More than 1.5 billion tons of hazardous cargo are shipped throughout the United States each year by air, rail, sea and land. These include flammable liquids, pressurized gases, explosives, poisons and radioactive material. Alarmed by concerns that a significant amount of these substances is being shipped illegally, the U.S. government has decided to crack down.

The danger of illegal shipping is not just vulnerability to terrorism. In case of an accident, firefighters and other first responders would be unaware of the presence of the substances and therefore unprepared to deal with the hazards they present.

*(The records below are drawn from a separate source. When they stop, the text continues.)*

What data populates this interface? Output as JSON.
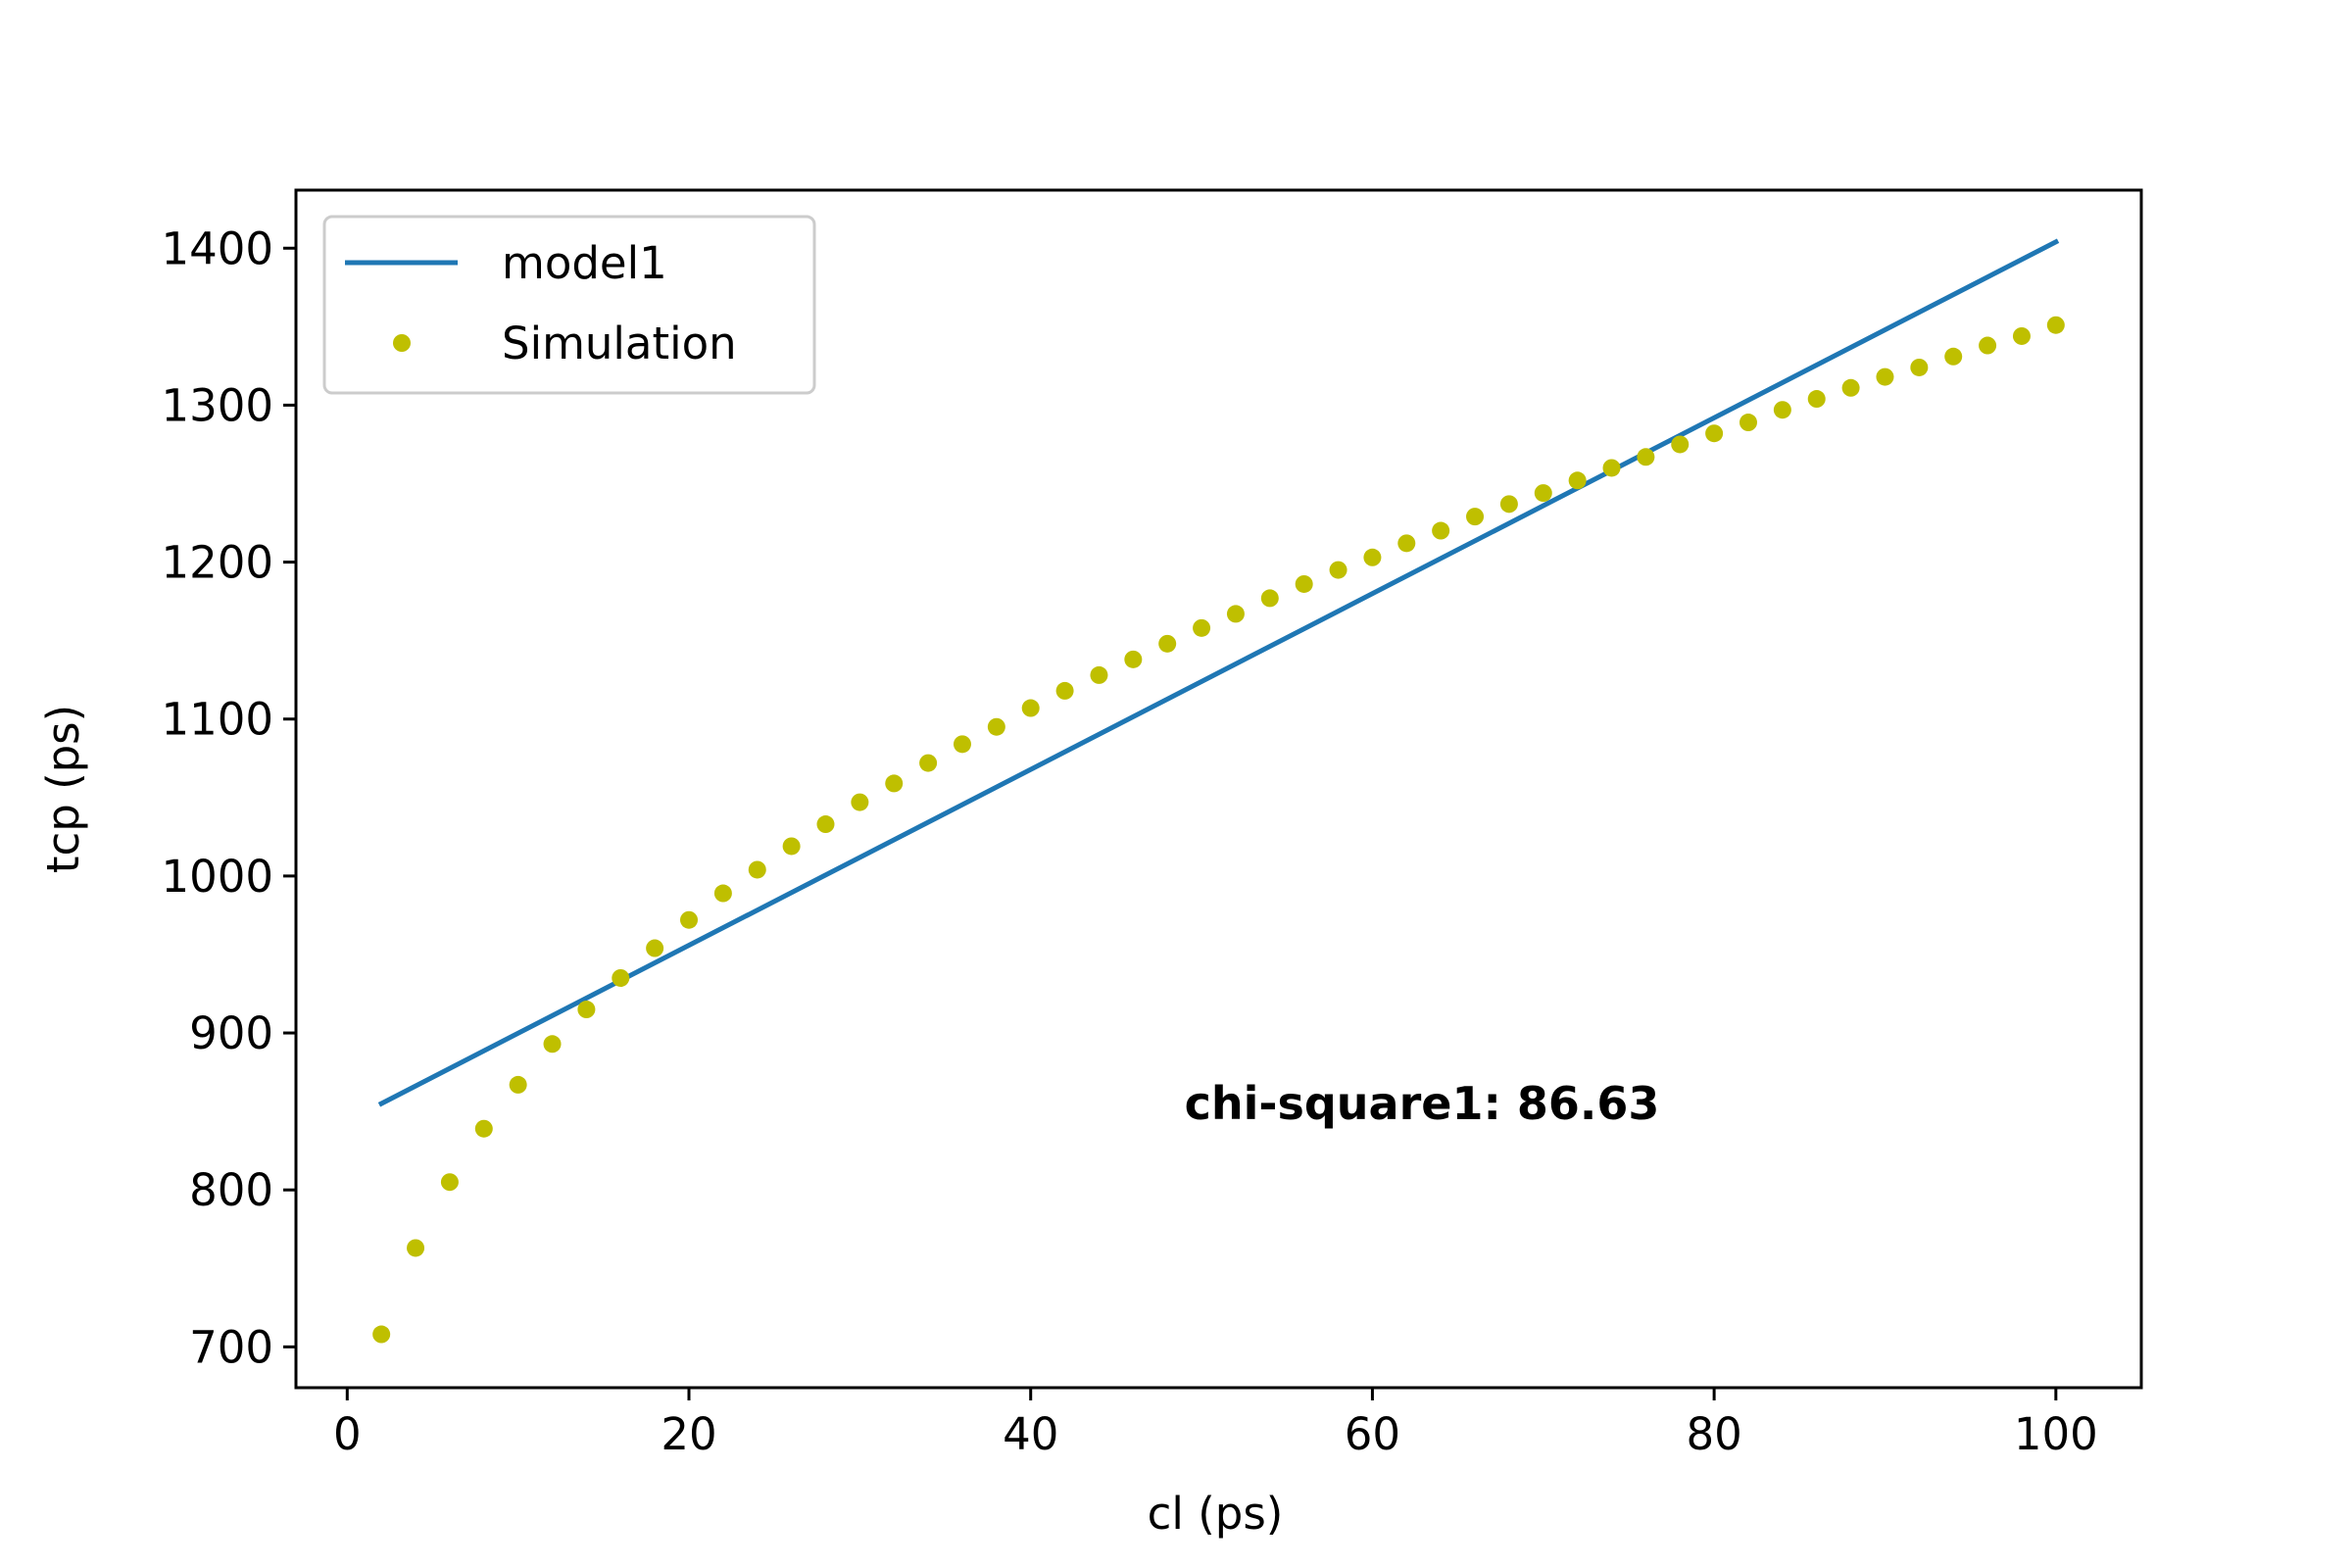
{
  "chart_data": {
    "type": "line",
    "title": "",
    "xlabel": "cl (ps)",
    "ylabel": "tcp (ps)",
    "xlim": [
      -3,
      105
    ],
    "ylim": [
      674,
      1437
    ],
    "xticks": [
      0,
      20,
      40,
      60,
      80,
      100
    ],
    "yticks": [
      700,
      800,
      900,
      1000,
      1100,
      1200,
      1300,
      1400
    ],
    "grid": false,
    "legend_position": "top-left",
    "series": [
      {
        "name": "model1",
        "style": "line",
        "color": "#1f77b4",
        "x": [
          2,
          100
        ],
        "y": [
          855,
          1404
        ]
      },
      {
        "name": "Simulation",
        "style": "dots",
        "color": "#bfbf00",
        "x": [
          2,
          4,
          6,
          8,
          10,
          12,
          14,
          16,
          18,
          20,
          22,
          24,
          26,
          28,
          30,
          32,
          34,
          36,
          38,
          40,
          42,
          44,
          46,
          48,
          50,
          52,
          54,
          56,
          58,
          60,
          62,
          64,
          66,
          68,
          70,
          72,
          74,
          76,
          78,
          80,
          82,
          84,
          86,
          88,
          90,
          92,
          94,
          96,
          98,
          100
        ],
        "y": [
          708,
          763,
          805,
          839,
          867,
          893,
          915,
          935,
          954,
          972,
          989,
          1004,
          1019,
          1033,
          1047,
          1059,
          1072,
          1084,
          1095,
          1107,
          1118,
          1128,
          1138,
          1148,
          1158,
          1167,
          1177,
          1186,
          1195,
          1203,
          1212,
          1220,
          1229,
          1237,
          1244,
          1252,
          1260,
          1267,
          1275,
          1282,
          1289,
          1297,
          1304,
          1311,
          1318,
          1324,
          1331,
          1338,
          1344,
          1351
        ]
      }
    ],
    "annotations": [
      {
        "text": "chi-square1: 86.63",
        "x": 49,
        "y": 855
      }
    ]
  }
}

The government crackdown will target shippers who obtain fraudulent licenses to carry hazardous materials, hide dangerous materials in otherwise safe cargo, or violate safe transportation practices. An example of this danger is the 1996 ValuJet crash in the Florida Everglades which killed 110 people and was blamed on a fire caused by illegal shipment of oxygen generators in the cargo hold. The suspected cause of the crash was oxygen generators in the cargo hold that may have ignited. Despite the crash experience, just a year later, officials in the United States and France were investigating how more than 900 undeclared oxygen generators may have been shipped into the United States aboard two Air France flights.

"We will give no quarter to those who violate hazmat transportation safety requirements," said Transportation Secretary Norman Mineta at a recent news conference. There will be prosecution for transgressors, Mineta stressed, but most of the program will involve more aggressive inspections and more education and training for shipping companies.